I found it especially interesting that I did basic training with a friend with whom I completed training in Banff in 1998. As the years progressed at RMC, a few of the folks I had been staff for at summer camps began to arrive at RMC. 

Just like cadets, there's life after RMC...get ready for it.


----------



## Buschgirl427 (5 Jun 2007)

I owe the Cadet program so much. Its given me transferable skills that will stay with me forever. It's also given me unforgettable experiences that could NOT be gained through any other organization but the Canadian Cadet movement. The added bonus is that it looks really good on scholarship applications


----------



## Daimon Ickavis (8 Jun 2007)

-Hutch- said:
			
		

> Hey i was just wondering what everyone hopes to gain from cadets.
> 
> also how did you find out about it and what was your first impressions? has it changed?
> 
> i am just curiouse.


I have only just recently aged out of cadets. and well i got what i wanted from it and a little more. but it has also changed with the CHAP thing. cadets are beggining to abuse it. if some one they don't like touches like poke wise they say " Oh, I'm going to CHAP you for that." they are abusing teh right of protection and it shouldnt be like that. not at all, it is sad. they are 12 years of age and older and they are acting like little 3 year olds.  and how i found out about cadets was from the newspaper, and my first impression of it was this will be interesting and well it was.


----------



## wannabe SF member (26 Jun 2007)

When i joined cadets, it was with a bit of a stereotypical view of it as shooting guns and that it was cool.
But i learnt so much: respect, teamwork, pride. In cadets i learnt to stand for what i believed and to work in coordination with others, it was and still is a great experience to break off from the usual weekend routine. Now i am proud to wear the uniform and to say: No I'm not going to the party, i have cadets .


----------



## Levesque6166 (4 Jul 2007)

I joined cadets because I was interested in joining the forces.
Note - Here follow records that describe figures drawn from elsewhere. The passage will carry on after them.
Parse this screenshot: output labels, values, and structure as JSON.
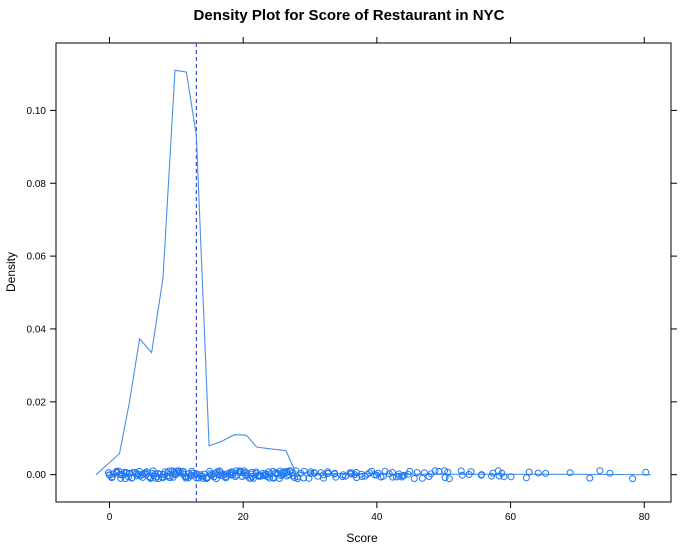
{
  "chart_data": {
    "type": "line",
    "title": "Density Plot for Score of Restaurant in NYC",
    "xlabel": "Score",
    "ylabel": "Density",
    "xlim": [
      -8,
      84
    ],
    "ylim": [
      -0.0075,
      0.1185
    ],
    "xticks": [
      0,
      20,
      40,
      60,
      80
    ],
    "yticks": [
      0.0,
      0.02,
      0.04,
      0.06,
      0.08,
      0.1
    ],
    "ytick_labels": [
      "0.00",
      "0.02",
      "0.04",
      "0.06",
      "0.08",
      "0.10"
    ],
    "xtick_labels": [
      "0",
      "20",
      "40",
      "60",
      "80"
    ],
    "grid": false,
    "mean_line_x": 13,
    "colors": {
      "density": "#4a90e2",
      "mean": "#3a4fe0",
      "points": "#1f77f4"
    },
    "series": [
      {
        "x": [
          -2,
          1.5,
          3,
          4.5,
          6.3,
          8,
          9.8,
          11.5,
          13,
          14.9,
          16.8,
          18.7,
          20.5,
          22,
          24,
          26.4,
          27.8,
          29.5,
          32,
          40,
          50,
          60,
          70,
          81
        ],
        "y": [
          0.0,
          0.0058,
          0.02,
          0.0373,
          0.0335,
          0.054,
          0.111,
          0.1105,
          0.093,
          0.0079,
          0.0092,
          0.011,
          0.0108,
          0.0076,
          0.0071,
          0.0066,
          0.0008,
          0.0005,
          0.0003,
          0.0002,
          0.0001,
          0.0001,
          0.0001,
          0.0
        ]
      }
    ],
    "rug_points": {
      "dense_range": [
        0,
        28
      ],
      "x": [
        29,
        30,
        31,
        32,
        33,
        34,
        35,
        36,
        37,
        38,
        39,
        40,
        41,
        42,
        43,
        44,
        45,
        46,
        47,
        48,
        49,
        50,
        51,
        53,
        54,
        56,
        57,
        58,
        59,
        60,
        62,
        63,
        64,
        65,
        69,
        72,
        73,
        75,
        78,
        80
      ]
    }
  }
}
It got me out of my Hole-in-the-wall northern bc town. But definately there have been a wicked amount of bonuses along the way and now things like school credits and references are becoming real perks. Also the program has molded my current personality into something people call respectable, not gonna complain about that!


----------



## Siggywife (6 Jul 2007)

I joined to try something new.. Different from the girl guide ritual all my friends were taking.. I got to go places and do things that I would normally ever do.. Spent many summers out in BC.. I have a great respect for people and understand more then I ever will need.. I finished my Cadet career at the top and never looked behind again..


----------



## THEARMYGUY (27 Aug 2007)

I joined Cadets because it was really the only thing in town.  At first it was quite slow and I had a hard time keeping focus.  After the second year that changed with the silver star programme.  Map and Compass!!!  Methods of instruction!!!  I now posses many skills that could not have been obtained from other youth activities.  Now I give back to my local unit in the hopes that others will reap the same rewards that I have.

Cheers 

The Army Guy :warstory:


----------



## frazzledazzle (25 Oct 2007)

What have I gotten out of cadets... wow where to start? I've climbed mountains and glaciers in the rockies for one. Met friends that even though we're provinces apart I can still call up and have a conversation on the phone with. I've learnt skills that no other youth organization could have taught me.


----------